Buddy Recruitment Program

Håkon B. Johansen 15.02.2018 23.00.00

I’ve worked over 4 years with recruitment, and hiring friends have always been a sore topic. I’ve gotten advice on the topic from a lot of people and my dad would say «You’re putting your friendship at risk». In contrast, studies show that friends at work receive more praise, they are more productive and stay 50% longer at a company. I have a theory that if you ask the right people to recommend others, you’ll get the right people. If you ask your bottom performer to recommend a friend, I won't be surprise you’ll get another bottom performer. In addition, it's an idea to evaluate your employee's general judgement before you ask them for to evaluate others. We based our choices on these ideas and some studies and initiated the Buddy Recruitment Program.

Meisem and Kjetil

Tell me, how much integrity do you have?

In recruiting theory, studies have shown that the single best indicator of great job performance is integrity. Not brains. Not even current skills. Integrity. The problem is that it’s really hard to measure, harder than cognitive levels, skills or even personality. Psychologists are constantly trying to pin this down, with their eyes on the pot of gold in the other end, but it still seems to be tricky to measure in a realistic amount of time for a recruitment process. So how can I figure out if people have high integrity? I can try to rely on tests, clever questions and my own social skills to determine, but I know too well that I’ll lose out on great candidates and hire some wrong ones if I do.

Vitaly and Vladimirs

Friends know each other

You know your friend. She/he will give you a lot of info over the years that you can process. You talk about things that annoy you, things that make you uncomfortable, things that motivate you or make you happy. And you talk about work, usually without any filter. If your friend ditches work because he’s feeling lazy and let his/her colleagues pick up the slack, you’ll know. And if you hire this friend, you know you’ll be the one picking up the slack.

Bunch of buddies

I’m one of the buddies. I’ve known our CTO for a long time, and we’ve worked together, but in separate companies for several years. He’s one of my few friends I’d like to work with, and for us, it works. Since I started, I’ve asked people for referral tips, and I’ve gotten lots of buddy material in return. We ended up with 7 buddy recruitments through the past 9 months, and so far it’s been a huge success. It looks like we’ve managed to hire «integrity clones» of some of our best people, and that’s more than we could ask for. It’s also a good sign that they want to recommend their friends to work here, and that Geta is willing to hire them. Only time will show the long term consequences, but I’m definitely optimistic.

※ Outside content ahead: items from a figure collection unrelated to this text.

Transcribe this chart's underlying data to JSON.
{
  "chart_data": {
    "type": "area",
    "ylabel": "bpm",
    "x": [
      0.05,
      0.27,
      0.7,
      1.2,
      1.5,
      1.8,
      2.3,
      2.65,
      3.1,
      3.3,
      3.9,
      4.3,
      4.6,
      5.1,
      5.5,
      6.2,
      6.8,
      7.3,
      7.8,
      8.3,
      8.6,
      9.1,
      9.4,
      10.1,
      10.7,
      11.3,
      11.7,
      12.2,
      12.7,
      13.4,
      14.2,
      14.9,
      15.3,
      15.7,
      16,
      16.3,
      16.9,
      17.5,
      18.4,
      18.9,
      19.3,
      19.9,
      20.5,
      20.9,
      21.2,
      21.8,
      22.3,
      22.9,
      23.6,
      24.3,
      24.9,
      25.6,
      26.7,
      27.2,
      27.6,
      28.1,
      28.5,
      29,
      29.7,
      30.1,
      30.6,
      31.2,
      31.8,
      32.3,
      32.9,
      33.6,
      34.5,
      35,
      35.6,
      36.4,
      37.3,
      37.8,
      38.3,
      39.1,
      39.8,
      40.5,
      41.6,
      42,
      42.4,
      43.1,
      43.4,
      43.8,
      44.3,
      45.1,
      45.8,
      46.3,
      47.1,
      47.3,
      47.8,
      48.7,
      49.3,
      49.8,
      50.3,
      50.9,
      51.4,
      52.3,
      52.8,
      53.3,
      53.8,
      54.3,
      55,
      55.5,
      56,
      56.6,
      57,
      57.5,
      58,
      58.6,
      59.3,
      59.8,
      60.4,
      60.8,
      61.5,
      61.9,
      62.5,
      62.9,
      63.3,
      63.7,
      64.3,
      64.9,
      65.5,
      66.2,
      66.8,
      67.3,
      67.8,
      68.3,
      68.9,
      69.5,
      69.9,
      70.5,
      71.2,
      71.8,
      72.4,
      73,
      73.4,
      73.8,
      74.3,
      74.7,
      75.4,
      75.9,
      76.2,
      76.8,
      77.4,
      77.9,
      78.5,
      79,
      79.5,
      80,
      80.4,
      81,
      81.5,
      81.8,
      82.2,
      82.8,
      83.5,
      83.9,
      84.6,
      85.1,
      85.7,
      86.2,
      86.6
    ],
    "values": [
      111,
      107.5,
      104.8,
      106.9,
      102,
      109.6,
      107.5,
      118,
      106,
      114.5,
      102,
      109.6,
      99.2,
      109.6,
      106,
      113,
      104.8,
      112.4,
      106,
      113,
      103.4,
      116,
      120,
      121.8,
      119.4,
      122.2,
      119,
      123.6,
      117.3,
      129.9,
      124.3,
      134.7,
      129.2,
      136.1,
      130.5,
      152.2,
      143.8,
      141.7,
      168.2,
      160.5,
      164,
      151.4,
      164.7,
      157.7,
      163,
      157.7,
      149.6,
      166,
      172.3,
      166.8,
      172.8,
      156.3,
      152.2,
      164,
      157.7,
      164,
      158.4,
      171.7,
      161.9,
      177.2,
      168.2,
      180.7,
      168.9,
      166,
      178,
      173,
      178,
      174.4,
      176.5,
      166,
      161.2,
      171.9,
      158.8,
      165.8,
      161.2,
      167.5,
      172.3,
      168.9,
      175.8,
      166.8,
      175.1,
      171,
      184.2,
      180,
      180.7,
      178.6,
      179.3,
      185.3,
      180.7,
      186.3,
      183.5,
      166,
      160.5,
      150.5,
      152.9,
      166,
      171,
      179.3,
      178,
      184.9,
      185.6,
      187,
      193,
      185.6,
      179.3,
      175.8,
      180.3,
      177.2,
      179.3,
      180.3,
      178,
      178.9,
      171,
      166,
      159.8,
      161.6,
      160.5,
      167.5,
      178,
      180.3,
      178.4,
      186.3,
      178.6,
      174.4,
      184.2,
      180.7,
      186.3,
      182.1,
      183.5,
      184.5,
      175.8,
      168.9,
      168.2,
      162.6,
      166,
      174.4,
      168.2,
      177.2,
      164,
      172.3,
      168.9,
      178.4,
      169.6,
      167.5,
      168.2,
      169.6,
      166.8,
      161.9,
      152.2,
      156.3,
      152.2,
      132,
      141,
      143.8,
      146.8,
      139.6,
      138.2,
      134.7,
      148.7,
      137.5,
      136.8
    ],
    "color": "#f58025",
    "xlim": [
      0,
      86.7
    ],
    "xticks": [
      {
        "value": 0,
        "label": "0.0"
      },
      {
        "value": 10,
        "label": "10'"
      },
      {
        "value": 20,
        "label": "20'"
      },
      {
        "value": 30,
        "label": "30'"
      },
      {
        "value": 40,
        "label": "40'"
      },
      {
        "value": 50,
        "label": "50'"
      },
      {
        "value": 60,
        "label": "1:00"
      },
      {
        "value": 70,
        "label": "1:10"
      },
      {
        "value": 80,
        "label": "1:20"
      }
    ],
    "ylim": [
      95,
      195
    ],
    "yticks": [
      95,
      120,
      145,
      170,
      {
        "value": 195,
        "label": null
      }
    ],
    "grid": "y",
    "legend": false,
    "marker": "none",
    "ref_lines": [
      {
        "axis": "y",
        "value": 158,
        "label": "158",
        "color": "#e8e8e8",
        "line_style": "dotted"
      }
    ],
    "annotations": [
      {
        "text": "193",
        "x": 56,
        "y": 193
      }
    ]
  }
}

I will update this post in 6 months.


Update after 6 months:

The trial periods have ended and performance have been observed over a longer period of time. Based on feedback from colleagues and managers, the overall performance of this group has definitely been above average, and would be considered a success. We're actively looking to expand this group to get more top performers and it'll be interesting to see if we can keep up the trend.